Action bâillon. Le bénéficiaire d’une procédure d’arbitrage, monsieur T., tente d’obtenir d’un juge qu’’il condamne pour diffamation, un professeur de droit qui, dans une interview à un hebdomadaire, déclare que la procédure d’arbitrage est illégale. Il retire sa plainte au dernier moment et se trouve condamné à payer 35 000 € au professeur pour procédure abusive (Trib. correctionnel Paris, 2 décembre 2011).
Œuvre de fiction. Une chaine de télévision réalise et diffuse un téléfilm présenté comme une fiction mais s’inspirant d’une affaire criminelle et incluant des épisodes de la vie intime des protagonistes identifiables de l’affaire criminelle. Elle est condamnée pour atteinte à la vie privée (Cass. civ. 1ère, 30 septembre 2015).
Caricature. Un hebdomadaire français reproduit des caricatures de Mahomet, dont plusieurs ont été préalablement publiées dans un journal danois. Plusieurs associations attaquent le directeur de la publication pour injures publiques envers un groupe de personnes à raison de sa religion Les juges décident que l’infraction n’est pas constituée parce que les caricatures ne visent clairement qu’une partie de la communauté musulmane (Cour d’appel Paris, 12 mars 2008).
Revenant aux textes fondateurs (Déclaration des droits….), nous pourrions mener une réflexion philosophique, politique et sociologique, sur la liberté d’expression en démocratie (pour ceux qui veulent nourrir cette réflexion voir Géraldine MUHLMANN, La liberté d’expression, Dalloz, 2016, 3€).
Michel Julien vous propose un objectif différent. Le principe de la liberté d’expression étant admis, la règlementation française comporte de nombreuses limites.
Nous allons partager notre réflexion sur ces limites.

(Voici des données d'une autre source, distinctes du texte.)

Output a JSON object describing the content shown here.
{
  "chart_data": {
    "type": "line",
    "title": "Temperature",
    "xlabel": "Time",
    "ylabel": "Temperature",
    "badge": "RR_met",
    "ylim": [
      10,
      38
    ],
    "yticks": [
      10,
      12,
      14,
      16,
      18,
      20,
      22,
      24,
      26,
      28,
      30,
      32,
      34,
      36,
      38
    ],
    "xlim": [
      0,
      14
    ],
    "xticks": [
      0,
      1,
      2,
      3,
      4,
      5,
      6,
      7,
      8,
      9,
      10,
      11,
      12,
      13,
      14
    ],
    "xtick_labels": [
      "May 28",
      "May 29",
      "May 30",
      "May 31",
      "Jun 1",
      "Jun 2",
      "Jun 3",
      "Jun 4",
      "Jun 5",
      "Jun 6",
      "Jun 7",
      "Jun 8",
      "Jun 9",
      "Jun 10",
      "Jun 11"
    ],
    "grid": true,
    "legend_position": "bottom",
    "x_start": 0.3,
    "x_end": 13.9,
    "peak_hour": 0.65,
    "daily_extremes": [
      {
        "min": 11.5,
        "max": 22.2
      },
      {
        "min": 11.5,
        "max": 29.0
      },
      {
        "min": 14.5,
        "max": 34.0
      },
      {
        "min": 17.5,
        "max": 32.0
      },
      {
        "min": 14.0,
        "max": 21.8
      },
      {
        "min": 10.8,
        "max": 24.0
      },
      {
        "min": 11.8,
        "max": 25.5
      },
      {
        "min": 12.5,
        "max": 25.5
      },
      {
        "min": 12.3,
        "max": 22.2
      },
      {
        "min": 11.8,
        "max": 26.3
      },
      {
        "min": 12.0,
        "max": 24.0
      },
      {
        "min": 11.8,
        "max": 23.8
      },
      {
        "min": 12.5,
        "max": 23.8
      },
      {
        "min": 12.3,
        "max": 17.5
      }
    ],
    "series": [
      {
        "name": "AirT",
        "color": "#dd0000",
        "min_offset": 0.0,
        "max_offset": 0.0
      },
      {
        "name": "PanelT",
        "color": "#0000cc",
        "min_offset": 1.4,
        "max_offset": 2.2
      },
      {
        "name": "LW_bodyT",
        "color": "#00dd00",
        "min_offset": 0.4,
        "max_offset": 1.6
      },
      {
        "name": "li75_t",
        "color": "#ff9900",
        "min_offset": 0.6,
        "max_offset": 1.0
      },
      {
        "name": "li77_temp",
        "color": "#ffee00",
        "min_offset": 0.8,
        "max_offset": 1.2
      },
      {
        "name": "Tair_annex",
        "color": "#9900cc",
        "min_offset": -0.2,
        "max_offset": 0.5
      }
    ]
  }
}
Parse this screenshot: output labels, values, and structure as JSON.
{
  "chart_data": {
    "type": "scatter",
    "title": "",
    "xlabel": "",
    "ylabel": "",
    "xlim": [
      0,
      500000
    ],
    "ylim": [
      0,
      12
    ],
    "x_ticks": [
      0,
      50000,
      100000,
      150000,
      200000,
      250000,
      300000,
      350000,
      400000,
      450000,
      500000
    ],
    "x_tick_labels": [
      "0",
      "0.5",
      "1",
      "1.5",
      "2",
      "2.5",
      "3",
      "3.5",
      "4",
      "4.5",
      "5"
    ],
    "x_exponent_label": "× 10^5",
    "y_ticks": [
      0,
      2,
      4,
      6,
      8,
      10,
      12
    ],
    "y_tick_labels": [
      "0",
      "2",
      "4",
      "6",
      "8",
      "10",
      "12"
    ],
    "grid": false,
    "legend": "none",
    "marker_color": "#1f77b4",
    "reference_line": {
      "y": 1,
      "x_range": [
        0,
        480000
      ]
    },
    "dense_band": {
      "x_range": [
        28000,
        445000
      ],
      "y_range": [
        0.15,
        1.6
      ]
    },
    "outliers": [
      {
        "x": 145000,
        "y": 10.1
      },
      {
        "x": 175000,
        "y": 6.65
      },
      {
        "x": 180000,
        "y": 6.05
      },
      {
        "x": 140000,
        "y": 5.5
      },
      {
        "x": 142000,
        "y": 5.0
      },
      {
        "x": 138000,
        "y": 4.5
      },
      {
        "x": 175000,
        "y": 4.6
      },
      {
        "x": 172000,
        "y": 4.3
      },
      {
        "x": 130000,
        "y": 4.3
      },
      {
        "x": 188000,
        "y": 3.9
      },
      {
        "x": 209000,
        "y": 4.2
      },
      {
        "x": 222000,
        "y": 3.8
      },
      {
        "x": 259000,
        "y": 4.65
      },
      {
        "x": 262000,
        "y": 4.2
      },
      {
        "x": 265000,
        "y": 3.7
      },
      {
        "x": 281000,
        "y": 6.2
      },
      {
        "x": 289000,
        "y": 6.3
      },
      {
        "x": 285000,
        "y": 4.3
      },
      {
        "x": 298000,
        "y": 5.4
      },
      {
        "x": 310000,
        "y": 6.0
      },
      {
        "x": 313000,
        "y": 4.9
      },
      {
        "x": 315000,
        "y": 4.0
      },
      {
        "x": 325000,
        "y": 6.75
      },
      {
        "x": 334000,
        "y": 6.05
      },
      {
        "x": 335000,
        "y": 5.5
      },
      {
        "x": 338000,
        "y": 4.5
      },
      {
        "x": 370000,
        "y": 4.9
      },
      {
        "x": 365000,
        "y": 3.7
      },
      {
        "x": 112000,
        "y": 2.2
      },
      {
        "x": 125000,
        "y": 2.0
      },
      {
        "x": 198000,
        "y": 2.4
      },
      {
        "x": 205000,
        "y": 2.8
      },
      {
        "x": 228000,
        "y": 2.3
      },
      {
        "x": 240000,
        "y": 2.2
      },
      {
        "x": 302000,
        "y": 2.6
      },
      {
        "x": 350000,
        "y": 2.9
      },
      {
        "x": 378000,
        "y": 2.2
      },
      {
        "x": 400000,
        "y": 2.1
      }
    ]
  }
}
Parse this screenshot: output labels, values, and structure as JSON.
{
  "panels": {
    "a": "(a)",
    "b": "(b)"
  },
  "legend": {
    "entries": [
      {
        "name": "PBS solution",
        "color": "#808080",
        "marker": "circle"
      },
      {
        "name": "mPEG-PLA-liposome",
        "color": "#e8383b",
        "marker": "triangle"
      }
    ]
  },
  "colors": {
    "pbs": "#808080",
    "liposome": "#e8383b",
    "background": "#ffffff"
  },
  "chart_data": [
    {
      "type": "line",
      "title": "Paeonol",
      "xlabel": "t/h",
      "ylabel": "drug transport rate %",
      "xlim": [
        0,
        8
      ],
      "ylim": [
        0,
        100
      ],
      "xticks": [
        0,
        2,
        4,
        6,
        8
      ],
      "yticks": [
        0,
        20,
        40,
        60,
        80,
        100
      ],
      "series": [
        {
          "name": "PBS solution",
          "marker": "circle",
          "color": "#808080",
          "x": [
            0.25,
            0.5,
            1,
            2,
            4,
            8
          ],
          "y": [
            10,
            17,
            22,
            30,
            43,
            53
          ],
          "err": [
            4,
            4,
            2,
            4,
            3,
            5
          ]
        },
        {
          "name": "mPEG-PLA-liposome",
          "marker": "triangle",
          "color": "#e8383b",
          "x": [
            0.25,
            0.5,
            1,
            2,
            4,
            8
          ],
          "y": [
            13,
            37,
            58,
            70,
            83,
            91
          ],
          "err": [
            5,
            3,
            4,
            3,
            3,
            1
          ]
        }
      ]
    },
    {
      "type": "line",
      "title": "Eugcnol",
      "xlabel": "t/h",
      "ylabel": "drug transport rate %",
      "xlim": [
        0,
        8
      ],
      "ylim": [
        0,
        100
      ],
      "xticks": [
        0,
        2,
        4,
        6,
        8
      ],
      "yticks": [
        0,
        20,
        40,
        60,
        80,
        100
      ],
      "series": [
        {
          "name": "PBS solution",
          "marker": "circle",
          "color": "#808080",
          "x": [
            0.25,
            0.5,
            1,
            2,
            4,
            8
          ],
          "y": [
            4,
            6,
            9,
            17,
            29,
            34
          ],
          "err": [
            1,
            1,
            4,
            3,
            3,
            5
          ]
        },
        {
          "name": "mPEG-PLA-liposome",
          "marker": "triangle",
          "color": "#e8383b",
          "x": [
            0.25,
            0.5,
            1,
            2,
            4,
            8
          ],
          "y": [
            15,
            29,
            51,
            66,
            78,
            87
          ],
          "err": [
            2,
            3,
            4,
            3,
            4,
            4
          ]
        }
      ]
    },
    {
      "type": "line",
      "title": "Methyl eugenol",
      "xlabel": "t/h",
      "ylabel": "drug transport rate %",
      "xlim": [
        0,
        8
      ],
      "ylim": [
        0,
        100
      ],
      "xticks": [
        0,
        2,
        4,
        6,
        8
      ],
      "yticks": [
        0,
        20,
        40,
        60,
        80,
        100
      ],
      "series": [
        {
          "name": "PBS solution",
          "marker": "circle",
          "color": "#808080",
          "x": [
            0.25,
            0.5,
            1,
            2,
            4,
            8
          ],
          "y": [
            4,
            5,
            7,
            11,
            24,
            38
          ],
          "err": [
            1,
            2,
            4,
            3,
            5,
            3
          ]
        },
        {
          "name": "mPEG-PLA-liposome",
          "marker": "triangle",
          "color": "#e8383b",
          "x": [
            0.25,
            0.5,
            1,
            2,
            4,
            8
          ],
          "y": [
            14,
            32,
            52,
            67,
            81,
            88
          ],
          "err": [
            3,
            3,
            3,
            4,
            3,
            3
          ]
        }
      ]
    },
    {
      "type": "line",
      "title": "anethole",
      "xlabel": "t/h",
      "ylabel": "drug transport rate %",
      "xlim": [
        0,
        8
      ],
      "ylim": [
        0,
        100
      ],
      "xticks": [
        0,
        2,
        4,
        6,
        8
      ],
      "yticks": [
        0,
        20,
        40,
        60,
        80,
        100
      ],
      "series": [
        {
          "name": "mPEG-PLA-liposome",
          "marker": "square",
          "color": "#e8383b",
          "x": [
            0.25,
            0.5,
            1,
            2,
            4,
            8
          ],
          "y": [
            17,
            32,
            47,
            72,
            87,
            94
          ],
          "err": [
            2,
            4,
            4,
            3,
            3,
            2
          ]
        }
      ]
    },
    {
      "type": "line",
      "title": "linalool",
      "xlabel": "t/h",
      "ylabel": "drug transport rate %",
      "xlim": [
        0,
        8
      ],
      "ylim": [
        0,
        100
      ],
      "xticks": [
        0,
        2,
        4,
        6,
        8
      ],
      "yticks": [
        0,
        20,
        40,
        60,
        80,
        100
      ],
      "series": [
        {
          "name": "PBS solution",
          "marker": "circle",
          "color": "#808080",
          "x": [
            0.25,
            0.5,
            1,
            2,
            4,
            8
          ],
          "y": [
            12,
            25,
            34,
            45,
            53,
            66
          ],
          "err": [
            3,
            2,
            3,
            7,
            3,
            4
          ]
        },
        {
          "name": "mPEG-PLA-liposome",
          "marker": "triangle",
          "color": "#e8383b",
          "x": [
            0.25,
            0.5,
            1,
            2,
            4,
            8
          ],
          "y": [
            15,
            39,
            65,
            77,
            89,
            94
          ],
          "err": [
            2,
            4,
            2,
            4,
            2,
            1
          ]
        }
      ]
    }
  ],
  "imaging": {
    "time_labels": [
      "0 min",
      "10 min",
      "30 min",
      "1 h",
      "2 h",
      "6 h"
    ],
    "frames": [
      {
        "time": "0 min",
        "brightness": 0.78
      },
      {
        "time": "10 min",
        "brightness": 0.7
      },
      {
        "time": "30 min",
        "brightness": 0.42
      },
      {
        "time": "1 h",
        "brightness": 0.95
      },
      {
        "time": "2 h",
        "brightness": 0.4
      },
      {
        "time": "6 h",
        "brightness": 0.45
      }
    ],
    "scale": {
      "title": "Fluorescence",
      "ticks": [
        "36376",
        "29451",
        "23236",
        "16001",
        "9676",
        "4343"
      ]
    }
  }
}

Nous pourrons débattre sur les justifications de ces limites qui sont tantôt d’intérêt général (la collectivité nationale), tantôt d’intérêt collectif (une communauté de citoyens) ou tantôt d’intérêt individuel (une personne juridique considérée isolément).
La tradition juridique française ne reconnaissant pas d’autonomie à l’intérêt collectif par rapport à l’intérêt individuel, il vous propose de porter notre débat sur trois familles de justifications des limites dans l’exercice de la liberté d’expression :
- 1) l’intérêt général (l’instruction judiciaire, le service public administratif, la provocation aux crimes et délits, l’apologie des crimes contre l’humanité ou des crimes de guerre, la diffusion de nouvelles fausses, le secret défense, le secret professionnel et le secret des affaires),
- 2) la vie privée des particuliers (la sphère privée constituée de la vie sentimentale, sexuelle, familiale, de l’intimité corporelle, de l’identité civile, de l’image…., mais également du droit à l’oubli sur internet),
- 3) l’honneur et la dignité de la personne (présomption d’innocence, diffamation, injure, dénonciation calomnieuse).